Jax could hear her feeling along her desk for the phone. In the quiet, at the buzz of the voice on the other end, his muscles slackened a bit. He exhaled.
“They’ll have someone up in a minute. Just a…”
There was a soft click and then the sound of something falling limp against the linoleum floor. Jax started running, his eyes searching for solid shapes as he made his way to Rani’s room. It was dark too but when he threw back the privacy curtain he saw their silhouettes lit up by the moonlight passing through the hospital room window. It was already ajar and Rani had an arm draped over Max’s shoulders.
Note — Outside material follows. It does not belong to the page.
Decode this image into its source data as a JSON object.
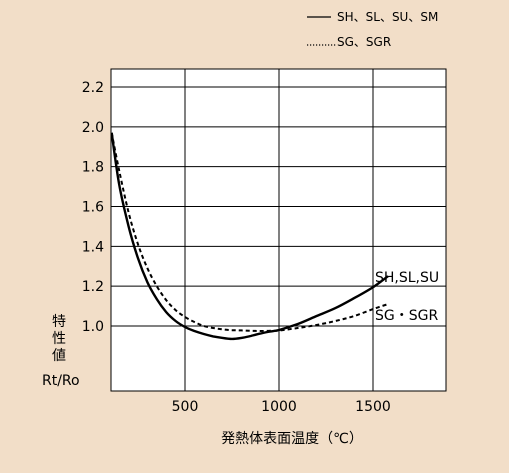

Jax moved to help them but his wrists were still trapped in the handcuffs so he slid past them and climbed over the windowsill into the empty lot. Breezy and Enzo were already outside, huddled together next to the wall. When Breezy saw Jax she wrapped an arm around his leg, her other hand clutching the sleeve of Enzo’s coat.
Rani managed to step over the window’s ledge using Jax’s chest and Max’s shoulder for balance but the moment both of Rani’s feet were on the ground, a series of shallow shots rang behind the closed door. It flew open and a low crouching figure backed into the room. Medina emerged from behind the privacy curtain, gun drawn and pointed toward the empty doorway.